Puntellandosi al bastone, si diresse senza esitazione alla porticina laterale della pensione. Procedeva con scatti rapidi e bruschi, alternando in fretta la gamba funzionante all’appoggio di fortuna del bastone. Townsend restò a fissare la sua schiena per qualche istante, prima di sospirare e voltarsi verso gli altri due, riluttante ad interrompere la loro discussione. Si stava già avviando a passo lento verso di loro, quando Ramsfield gli venne in aiuto.
«Powell» chiamò, continuando a percorrere imperterrito la distanza che lo separava dalla pensione.
Dover dividere il fiato di cui disponeva tra lo sforzo di muovere la gamba paralizzata e quello di parlare gli aveva arrochito la voce. Ma quel richiamo bastò a sedare il litigio. Rudge si zittì, sul suo volto si dipinse un silenzioso sorriso d’esultanza. Powell si prese solo il tempo necessario a scoccargli un’occhiata d’avvertimento, prima di voltargli le spalle con indifferenza.
Raggiunse Ramsfield nel momento in cui questi scaricava il peso sul bastone, per potersi sporgere in avanti a spingere la porticina secondaria. Powell rimase in attesa appena dietro di lui, lasciandogli lo spazio necessario per permettergli di muoversi. Fissò l’occhio buono sul volto incupito di Ramsfield, ma non accennò ad aiutarlo. Sapeva bene che detestava interventi del genere.
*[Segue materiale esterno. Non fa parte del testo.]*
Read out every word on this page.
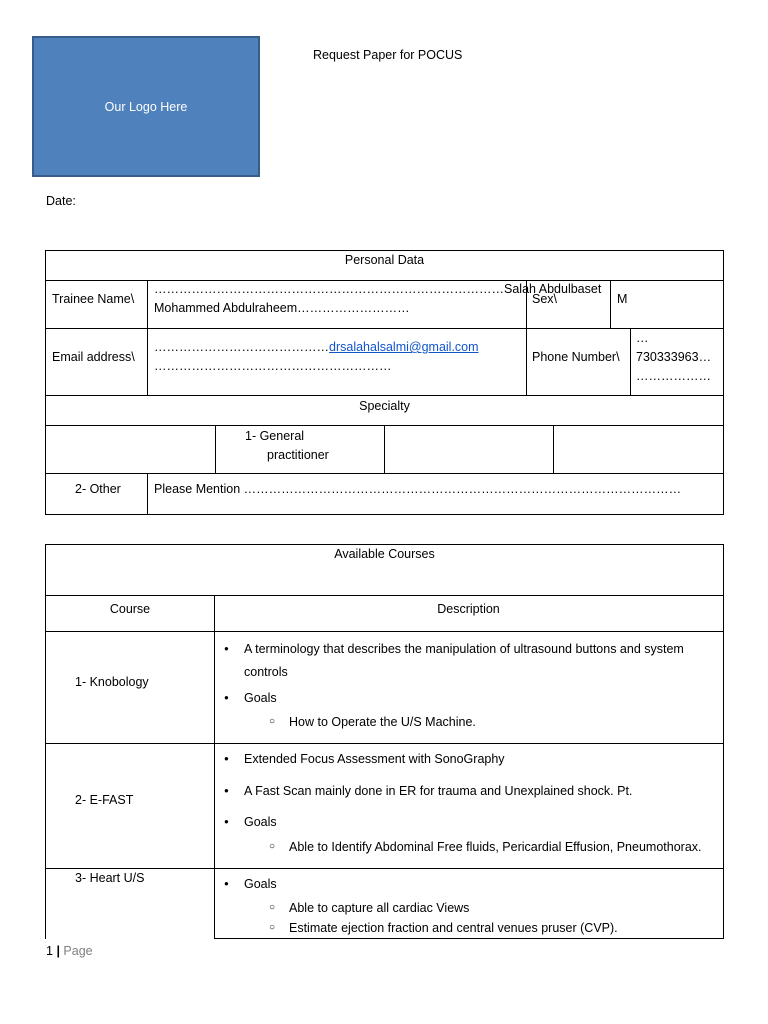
Our Logo Here
Request Paper for POCUS
Date:
Personal Data
Trainee Name\
…………………………………………………………………………Salah Abdulbaset
Mohammed Abdulraheem………………………
Sex\	M
Email address\
……………………………………drsalahalsalmi@gmail.com
…………………………………………………
Phone Number\
…
730333963…
………………
Specialty
1- General
practitioner
2- Other	Please Mention ……………………………………………………………………………………………
Available Courses
Course	Description
1- Knobology
● A terminology that describes the manipulation of ultrasound buttons and system
controls
● Goals
○ How to Operate the U/S Machine.
2- E-FAST
● Extended Focus Assessment with SonoGraphy
● A Fast Scan mainly done in ER for trauma and Unexplained shock. Pt.
● Goals
○ Able to Identify Abdominal Free fluids, Pericardial Effusion, Pneumothorax.
3- Heart U/S
●	Goals
○ Able to capture all cardiac Views
○ Estimate ejection fraction and central venues pruser (CVP).
1 | Page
Dopo un piccolo sforzo, le dita di Ramsfield toccarono la porta semichiusa, riuscendo a spalancarla con una pressione un po’ più forte. Rinsaldò la presa sul bastone con un grugnito e percorse qualche metro con una serie di falcate instancabili, prima di essere costretto ad appoggiarsi alla parete dello stretto corridoio per riposare. Powell era scivolato silenziosamente dietro di lui.
Nel silenzio, i due poterono udire le proteste di Rudge, che aveva finito col prendersela anche con Townsend. Le ignorarono senza alcun commento, come se per un tacito accordo avessero prestabilito di tenerle in poco conto.
«La stanza è al secondo piano?» domandò Ramsfield.
Teneva la spalla sinistra appoggiata alla parete, lo sguardo fisso sul corridoio che si dispiegava davanti a lui. Sentì un fruscio alle sue spalle, segno che l’altro aveva cercato e poi tratto qualcosa dalla tasca.
«Numero 22, secondo piano» confermò Powell, rigirandosi tra le lunghe dita il cartellino appeso accanto alla chiave della stanza.
Conscio di non poter essere visto, Ramsfield sollevò gli occhi al cielo. Emise un respiro mozzato, ma non accennò ancora a volersi allontanare dalla parete. Girò la testa verso destra con una piccola torsione del collo.
«Era già funzionante, vero?»
«Avevo già controllato l’innesco» replicò Powell, laconico. «La miscela era pronta, anche se non credo che quella dose di nitrato sia…»
«Sai che non capisco niente di questa roba.» Il collo di Ramsfield si torse ancora un po’ il collo per riuscire ad intercettare lo sguardo dell’altro.
Powell lo fissò per qualche istante senza battere ciglio, nell’occhio di vetro baluginava il riflesso della lampadina elettrica che illuminava l’angusto corridoio.
«È funzionante.»
«Il materiale che ti ha procurato Townsend andrà bene per costruire quello che manca?»
«Meglio di niente» concesse Powell con aria di sufficienza.
«Allora, muoviamoci.»
Senza aspettare di udire il suo verso di approvazione, Ramsfield si staccò dal muro con una spinta decisa.